Jamie Dimon And JPMorgan Chase Try To Escape The London Whale

The following article is brought to you by Nathan Vardi at Forbes.Com

Jamie Dimon, the chief executive of JPMorgan Chase & Co., is working overtime to try to extricate the nation’s biggest bank from a regulatory and prosecutorial mess that stretches from Washington to London over missteps like the $6 billion in trading losses the bank suffered last year as part of the London Whale debacle.

JPMorgan has reportedly agreed to pay some $800 million and admit wrongdoing in order to settle allegations stemming from the trading losses made by federal and international agencies, including the Securities & Exchange Commission, the Office of the Comptroller of the Currency, the Federal Reserve and the U.K. Financial Conduct Authority.

In the last year, the bank has moved to contain and resolve the controversial trading losses that hit the bank’s chief investment office, but even though financial performance has been strong, law enforcement and regulatory investigations and hurdles have weighed down Dimon and JPMorgan. In a memo Dimon recently wrote to his employees, he pointed out that those issues would continue to cast a shadow over JPMorgan.
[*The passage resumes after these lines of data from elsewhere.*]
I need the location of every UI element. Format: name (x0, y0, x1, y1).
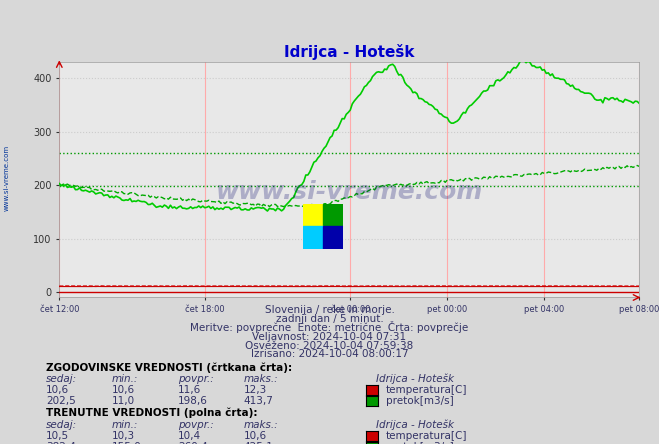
Text: 11,6: 11,6 (178, 385, 201, 395)
Text: sedaj:: sedaj: (46, 374, 77, 384)
Text: temperatura[C]: temperatura[C] (386, 385, 467, 395)
Text: 202,5: 202,5 (46, 396, 76, 406)
Text: Veljavnost: 2024-10-04 07:31: Veljavnost: 2024-10-04 07:31 (252, 332, 407, 342)
Text: 11,0: 11,0 (112, 396, 135, 406)
Text: 10,6: 10,6 (46, 385, 69, 395)
Text: 10,6: 10,6 (244, 431, 267, 441)
Text: 10,6: 10,6 (112, 385, 135, 395)
Text: Idrijca - Hotešk: Idrijca - Hotešk (376, 373, 453, 384)
Text: 10,3: 10,3 (112, 431, 135, 441)
Bar (303, 226, 323, 249)
Text: 260,4: 260,4 (178, 442, 208, 444)
Text: Osveženo: 2024-10-04 07:59:38: Osveženo: 2024-10-04 07:59:38 (245, 341, 414, 351)
Text: zadnji dan / 5 minut.: zadnji dan / 5 minut. (275, 314, 384, 324)
Text: 10,4: 10,4 (178, 431, 201, 441)
Title: Idrijca - Hotešk: Idrijca - Hotešk (284, 44, 415, 59)
Text: 382,4: 382,4 (46, 442, 76, 444)
Text: Idrijca - Hotešk: Idrijca - Hotešk (376, 419, 453, 430)
Text: povpr.:: povpr.: (178, 420, 214, 430)
Bar (303, 204, 323, 226)
Text: 425,1: 425,1 (244, 442, 273, 444)
Text: TRENUTNE VREDNOSTI (polna črta):: TRENUTNE VREDNOSTI (polna črta): (46, 408, 258, 419)
Text: temperatura[C]: temperatura[C] (386, 431, 467, 441)
Text: min.:: min.: (112, 374, 138, 384)
Text: www.si-vreme.com: www.si-vreme.com (215, 179, 483, 204)
Text: Meritve: povprečne  Enote: metrične  Črta: povprečje: Meritve: povprečne Enote: metrične Črta:… (190, 321, 469, 333)
Text: 155,0: 155,0 (112, 442, 142, 444)
Text: povpr.:: povpr.: (178, 374, 214, 384)
Text: Slovenija / reke in morje.: Slovenija / reke in morje. (264, 305, 395, 315)
Text: pretok[m3/s]: pretok[m3/s] (386, 442, 453, 444)
Text: 12,3: 12,3 (244, 385, 267, 395)
Text: maks.:: maks.: (244, 420, 279, 430)
Text: sedaj:: sedaj: (46, 420, 77, 430)
Text: 10,5: 10,5 (46, 431, 69, 441)
Text: Izrisano: 2024-10-04 08:00:17: Izrisano: 2024-10-04 08:00:17 (250, 349, 409, 360)
Text: 413,7: 413,7 (244, 396, 273, 406)
Bar (323, 204, 343, 226)
Text: 198,6: 198,6 (178, 396, 208, 406)
Text: ZGODOVINSKE VREDNOSTI (črtkana črta):: ZGODOVINSKE VREDNOSTI (črtkana črta): (46, 362, 292, 373)
Text: www.si-vreme.com: www.si-vreme.com (3, 145, 9, 210)
Text: maks.:: maks.: (244, 374, 279, 384)
Bar (323, 226, 343, 249)
Text: min.:: min.: (112, 420, 138, 430)
Text: pretok[m3/s]: pretok[m3/s] (386, 396, 453, 406)
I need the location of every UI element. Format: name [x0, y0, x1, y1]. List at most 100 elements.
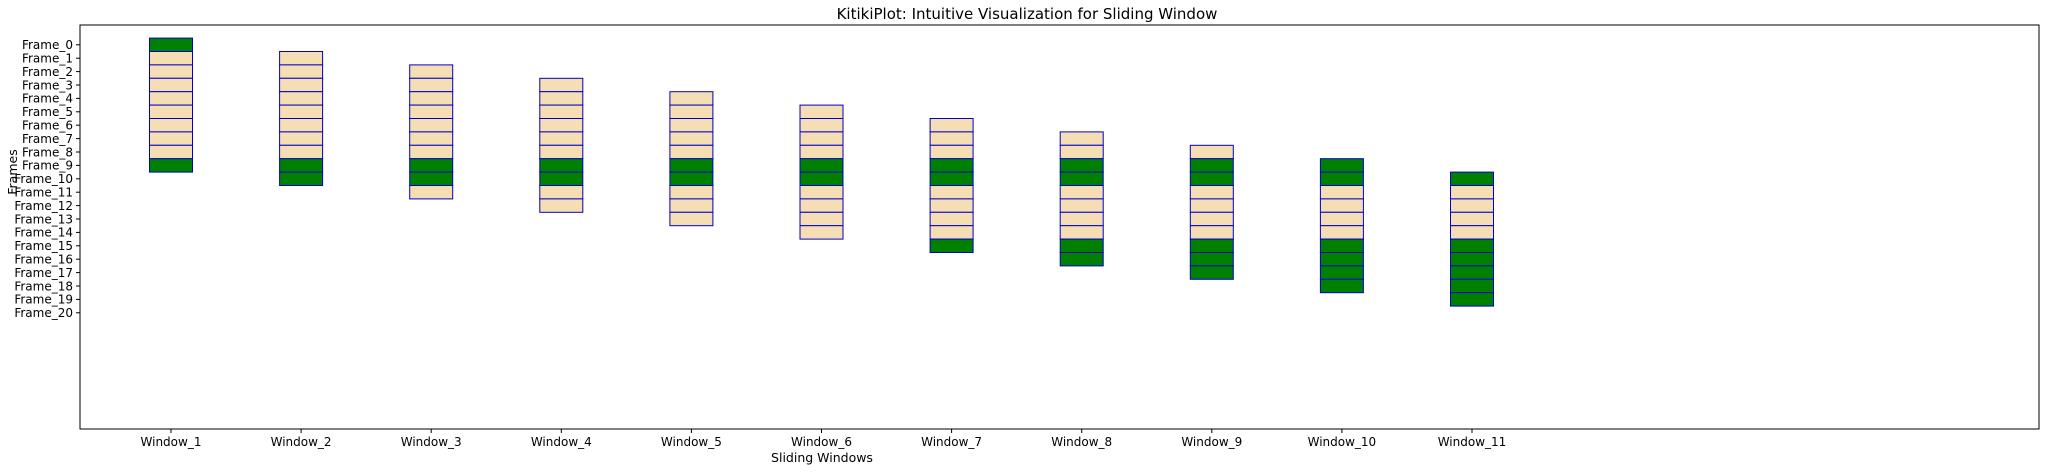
y-tick-label: Frame_7: [22, 132, 73, 146]
cell-Window_7-Frame_12: [929, 198, 974, 213]
cell-Window_6-Frame_6: [799, 118, 844, 133]
x-tick-label: Window_1: [141, 435, 202, 449]
cell-Window_9-Frame_15: [1189, 238, 1234, 254]
cell-Window_10-Frame_10: [1319, 171, 1364, 187]
cell-Window_1-Frame_1: [149, 51, 193, 66]
cell-Window_6-Frame_11: [799, 185, 844, 200]
cell-Window_6-Frame_5: [799, 104, 844, 119]
cell-Window_11-Frame_10: [1450, 171, 1494, 187]
cell-Window_4-Frame_3: [539, 77, 584, 93]
cell-Window_3-Frame_6: [409, 118, 454, 133]
cell-Window_1-Frame_9: [149, 158, 193, 173]
x-tick-label: Window_2: [271, 435, 332, 449]
cell-Window_10-Frame_16: [1319, 252, 1364, 267]
cell-Window_6-Frame_8: [799, 144, 844, 160]
cell-Window_9-Frame_9: [1189, 158, 1234, 173]
cell-Window_11-Frame_18: [1450, 278, 1494, 294]
cell-Window_2-Frame_10: [279, 171, 324, 187]
y-tick-label: Frame_8: [22, 145, 73, 159]
cell-Window_9-Frame_13: [1189, 211, 1234, 227]
cell-Window_4-Frame_12: [539, 198, 584, 213]
cell-Window_5-Frame_4: [669, 91, 714, 106]
cell-Window_4-Frame_8: [539, 144, 584, 160]
cell-Window_3-Frame_3: [409, 77, 454, 93]
cell-Window_4-Frame_10: [539, 171, 584, 187]
y-axis-ticks: Frame_0Frame_1Frame_2Frame_3Frame_4Frame…: [14, 38, 80, 320]
cell-Window_5-Frame_9: [669, 158, 714, 173]
cell-Window_3-Frame_10: [409, 171, 454, 187]
cell-Window_9-Frame_17: [1189, 265, 1234, 280]
cell-Window_8-Frame_15: [1059, 238, 1104, 254]
cell-Window_10-Frame_12: [1319, 198, 1364, 213]
cell-Window_11-Frame_15: [1450, 238, 1494, 254]
cell-Window_9-Frame_8: [1189, 144, 1234, 160]
cell-Window_6-Frame_9: [799, 158, 844, 173]
cell-Window_5-Frame_6: [669, 118, 714, 133]
cell-Window_8-Frame_16: [1059, 252, 1104, 267]
cell-Window_5-Frame_13: [669, 211, 714, 227]
cell-Window_7-Frame_15: [929, 238, 974, 254]
x-axis-ticks: Window_1 Window_2 Window_3 Window_4 Window_5…: [141, 429, 1506, 449]
cell-Window_9-Frame_12: [1189, 198, 1234, 213]
cell-Window_11-Frame_16: [1450, 252, 1494, 267]
cell-Window_6-Frame_14: [799, 225, 844, 240]
cell-Window_8-Frame_8: [1059, 144, 1104, 160]
y-tick-label: Frame_5: [22, 105, 73, 119]
cell-Window_1-Frame_4: [149, 91, 193, 106]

“We are all well aware of the news around the legal and regulatory issues facing our company, and in the coming weeks and months we need to be braced for more to come,” Dimon wrote. “Never before have we focused so much time, effort, brainpower, technological power and money on a single, enterprise-wide objective. Make no mistake–we are going to get this right.”

While Dimon tried to resolve the legal and regulatory issues revolving around the London Whale trading losses with one big and sweeping settlement, he was unable to get the Commodity Futures Trading Commission on board and the CFTC continues to investigate issues related to the trading of derivatives underlying the London Whale fiasco. In addition, federal prosecutors in Manhattan continue to investigate the London Whale losses.

Earlier this week, a federal grand jury in Manhattan indicted Javier Martin-Artajo and Julien Grout, two former JPMorgan employees who worked in the chief investment office, alleging they covered-up the trading losses and made false statements.

Shares of JPMorgan have surged in the last year by nearly 30%. Dimon must wonder how high those shares would be trading for if he could get beyond the regulatory and legal headaches.
(CHASEHOMEFINANCESUX RESPONSE: Why Do So Many Of These Writers Never Put A Correlation Between Criminal Actions & Stock Gains. If You Rob & Steal From The People, Your Stocks Will Go Up. I Think This Country Has Decided That Profits Are More Important, Than Stopping The Criminal Actions By The Big Banks. We Are No Longer America, Just A Criminal Society!)